We’ve all known for a while now that this sort of stuff doesn’t make a good movie. It doesn’t automatically mean my movie is bad, but if these are the only elements I’m pushing to say my movie is good… well, I can’t be surprised if I don’t do well at the box office. As A. Lee Martinez noted a few weeks back, ”I never trust a story that wants to impress me with its gore and vulgarity. I have enjoyed many a story with gore and vulgarity, but never one that was sold to me that way.”
And yeah, sure, sometimes there’s a point to it. There’s a narrative reason I need two pages of gore or three pages of sex or a character who drops f-bombs in every sentence they speak or think. Nobody would say otherwise (nobody you should listen to, anyway). But this is a lot like adverbs, adjectives, or exclamation points. The more I use them, the weaker they get. They start to clutter up the page. So I want to be a little conservative with them.
But after those first few encounters—and one much more violent one (consider that your other warning)—Bev becomes all-too-aware of the effect her gift is having on her partners. It’s still fun, but it’s also a responsibility, and this shows in her narration. Less than halfway through the book, her various encounters becomes a quick sentence or less, sometimes coming across as more of an annoying obligation or burden. Because while the story involves sex, it’s not really about sex—it’s about what Bev can do with her superpower. So that’s what Christian focuses on.
And this holds for everything. If I push any story element up to ten for my whole book—sex, action, violence, gore, cool lines—it’s going to get boring fast. Sure, there’s a small percentage of readers that’ll be thrilled, but it’s reeeeeeeeeeeeeally tough to find any sort of wide appeal that way.
Plus… in a way, all this extensive description is me feeding everything to my reader. I’m telling them everything instead of showing them everything. And, yeah, I know that sounds weird but…
You’ve probably heard people talk about showing vs. telling all the time, but we rarely bring up the obvious. We haveto tell. That’s all we can do. I’m typing words for you to read, telling you what the characters see, hear, feel, smell, think, whatever. On the surface, telling is pretty much it for us as writers.
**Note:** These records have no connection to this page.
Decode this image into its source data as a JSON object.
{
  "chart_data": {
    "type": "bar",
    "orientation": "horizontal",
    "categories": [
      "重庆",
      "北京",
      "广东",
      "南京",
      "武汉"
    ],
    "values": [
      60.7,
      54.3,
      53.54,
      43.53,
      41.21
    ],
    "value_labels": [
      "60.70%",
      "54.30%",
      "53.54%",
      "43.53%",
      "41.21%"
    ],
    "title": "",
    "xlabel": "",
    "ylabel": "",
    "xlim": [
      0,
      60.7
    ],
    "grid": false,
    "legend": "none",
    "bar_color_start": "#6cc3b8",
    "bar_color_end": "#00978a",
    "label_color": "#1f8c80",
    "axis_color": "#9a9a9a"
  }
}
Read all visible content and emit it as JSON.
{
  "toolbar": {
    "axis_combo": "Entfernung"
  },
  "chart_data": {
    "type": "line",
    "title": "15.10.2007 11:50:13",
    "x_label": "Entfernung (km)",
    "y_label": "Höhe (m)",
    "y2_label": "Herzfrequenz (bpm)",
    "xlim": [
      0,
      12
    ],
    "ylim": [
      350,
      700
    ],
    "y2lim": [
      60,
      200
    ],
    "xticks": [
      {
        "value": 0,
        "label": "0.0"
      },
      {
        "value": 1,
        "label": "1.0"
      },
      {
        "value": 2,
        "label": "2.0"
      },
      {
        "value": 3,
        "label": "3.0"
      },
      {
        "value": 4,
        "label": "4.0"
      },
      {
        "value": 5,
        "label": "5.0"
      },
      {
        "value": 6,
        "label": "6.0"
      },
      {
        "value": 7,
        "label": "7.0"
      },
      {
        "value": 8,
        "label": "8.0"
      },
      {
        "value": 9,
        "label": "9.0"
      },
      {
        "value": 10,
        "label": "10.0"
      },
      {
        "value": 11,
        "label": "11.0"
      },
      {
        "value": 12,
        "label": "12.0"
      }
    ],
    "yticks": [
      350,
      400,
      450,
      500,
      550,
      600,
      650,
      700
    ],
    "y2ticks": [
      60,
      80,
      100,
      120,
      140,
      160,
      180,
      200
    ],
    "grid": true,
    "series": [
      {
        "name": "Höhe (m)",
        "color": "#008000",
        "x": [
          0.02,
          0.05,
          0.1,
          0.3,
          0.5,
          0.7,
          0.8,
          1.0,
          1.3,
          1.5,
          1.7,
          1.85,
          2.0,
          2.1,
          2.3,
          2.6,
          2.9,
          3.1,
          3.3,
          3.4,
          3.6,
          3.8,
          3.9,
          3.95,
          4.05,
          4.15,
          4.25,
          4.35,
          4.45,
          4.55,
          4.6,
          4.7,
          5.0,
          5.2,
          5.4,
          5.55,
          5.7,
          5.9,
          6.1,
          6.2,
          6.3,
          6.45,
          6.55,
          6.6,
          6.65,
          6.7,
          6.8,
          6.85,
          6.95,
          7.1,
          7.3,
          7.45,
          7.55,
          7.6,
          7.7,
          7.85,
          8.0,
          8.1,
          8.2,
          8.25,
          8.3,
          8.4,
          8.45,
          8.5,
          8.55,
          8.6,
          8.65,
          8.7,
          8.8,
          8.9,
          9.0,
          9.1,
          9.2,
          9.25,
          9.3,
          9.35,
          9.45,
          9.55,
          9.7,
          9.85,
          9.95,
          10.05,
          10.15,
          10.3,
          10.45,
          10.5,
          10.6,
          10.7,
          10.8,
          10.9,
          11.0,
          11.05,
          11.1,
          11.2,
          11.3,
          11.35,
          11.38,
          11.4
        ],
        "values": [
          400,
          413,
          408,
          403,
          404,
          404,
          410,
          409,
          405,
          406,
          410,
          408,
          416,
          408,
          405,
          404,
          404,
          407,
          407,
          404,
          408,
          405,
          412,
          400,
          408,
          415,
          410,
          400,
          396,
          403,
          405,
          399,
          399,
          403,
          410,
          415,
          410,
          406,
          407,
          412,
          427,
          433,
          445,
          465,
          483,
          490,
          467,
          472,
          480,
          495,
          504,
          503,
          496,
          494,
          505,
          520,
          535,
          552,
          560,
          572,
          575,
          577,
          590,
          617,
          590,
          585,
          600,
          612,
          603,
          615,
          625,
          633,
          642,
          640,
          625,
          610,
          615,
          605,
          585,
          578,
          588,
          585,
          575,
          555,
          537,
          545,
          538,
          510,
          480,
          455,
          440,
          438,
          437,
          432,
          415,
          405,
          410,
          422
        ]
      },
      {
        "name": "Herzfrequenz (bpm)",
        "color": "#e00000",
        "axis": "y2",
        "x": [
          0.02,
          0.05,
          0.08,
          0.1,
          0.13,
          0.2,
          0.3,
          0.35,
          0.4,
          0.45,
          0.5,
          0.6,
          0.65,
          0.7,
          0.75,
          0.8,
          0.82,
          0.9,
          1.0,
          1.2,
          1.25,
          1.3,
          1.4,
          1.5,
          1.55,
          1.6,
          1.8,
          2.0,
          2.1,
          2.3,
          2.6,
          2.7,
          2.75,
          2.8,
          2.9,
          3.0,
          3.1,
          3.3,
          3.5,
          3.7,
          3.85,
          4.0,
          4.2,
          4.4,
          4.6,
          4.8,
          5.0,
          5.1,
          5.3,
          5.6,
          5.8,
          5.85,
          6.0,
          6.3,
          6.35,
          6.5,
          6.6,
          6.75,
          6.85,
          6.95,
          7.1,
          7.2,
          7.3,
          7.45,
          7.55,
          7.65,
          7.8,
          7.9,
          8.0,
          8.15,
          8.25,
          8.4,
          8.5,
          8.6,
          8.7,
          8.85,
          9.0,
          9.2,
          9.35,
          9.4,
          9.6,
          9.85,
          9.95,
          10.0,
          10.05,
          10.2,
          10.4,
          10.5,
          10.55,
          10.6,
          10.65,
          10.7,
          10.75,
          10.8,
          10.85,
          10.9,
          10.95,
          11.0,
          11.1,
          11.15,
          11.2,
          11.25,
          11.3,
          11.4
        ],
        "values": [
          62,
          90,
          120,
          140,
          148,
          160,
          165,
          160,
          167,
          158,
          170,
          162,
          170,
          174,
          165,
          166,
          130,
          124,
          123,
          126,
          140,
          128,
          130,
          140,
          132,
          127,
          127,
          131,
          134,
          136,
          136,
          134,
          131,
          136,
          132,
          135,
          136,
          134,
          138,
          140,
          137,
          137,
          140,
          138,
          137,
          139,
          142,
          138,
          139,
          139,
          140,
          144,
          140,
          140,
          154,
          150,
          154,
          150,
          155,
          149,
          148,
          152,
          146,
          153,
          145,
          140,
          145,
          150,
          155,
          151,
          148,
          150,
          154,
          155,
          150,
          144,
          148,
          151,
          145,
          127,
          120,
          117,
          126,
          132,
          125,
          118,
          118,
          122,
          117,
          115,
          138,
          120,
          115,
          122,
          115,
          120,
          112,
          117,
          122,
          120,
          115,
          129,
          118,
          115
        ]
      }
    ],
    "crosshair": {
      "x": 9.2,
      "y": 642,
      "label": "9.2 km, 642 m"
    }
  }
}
When we talk about showing, we’re talking about making images appear in the reader’s mind. And the longer it takes for those images to form, the less effective they are at creating some kind of emotional response. So, to speed things up, we want the reader to do some of the work for us. We want them to tell them just enough—just the right things—and have them fill in the blanks. They supply the horror or the excitement or the disgust so it’s instantly summoned to their mind, rather than waiting for me to spell it all out. It’s the difference between me telling you a joke that you immediately get and me having to explain the joke to you (“Because, y’see, the last guy was hiding in the refrigerator, so when they threw it over the railing he ended up…”).
That’s what showing is.
See, when I wrote out that little bit of dialogue, you got that. Even if you didn’t recognize the joke, you understood the situation of having to spell out the punchline for somebody. You filled in everything around that sentence fragment.
Truth is, the big majority of readers like doing this. They enjoy it when we trust them enough to understand things. When we don’t spell everything out for them. In graphic detail. Billy Wilder used to say you could let the audience add 2 + 2 now and then and they’d love you for it. Heck, I’ve got a whole loosely-scientific theory about how this kind of writing sets off the pleasure centers of our brain. No seriously.
So y’see Timmy, I don’t need to wipe every single one of these excessive, over-described bits from my manuscript. But, like adverbs, if I’ve got a bunch on every page… ehh, I might want to stop to reconsider some of my choices.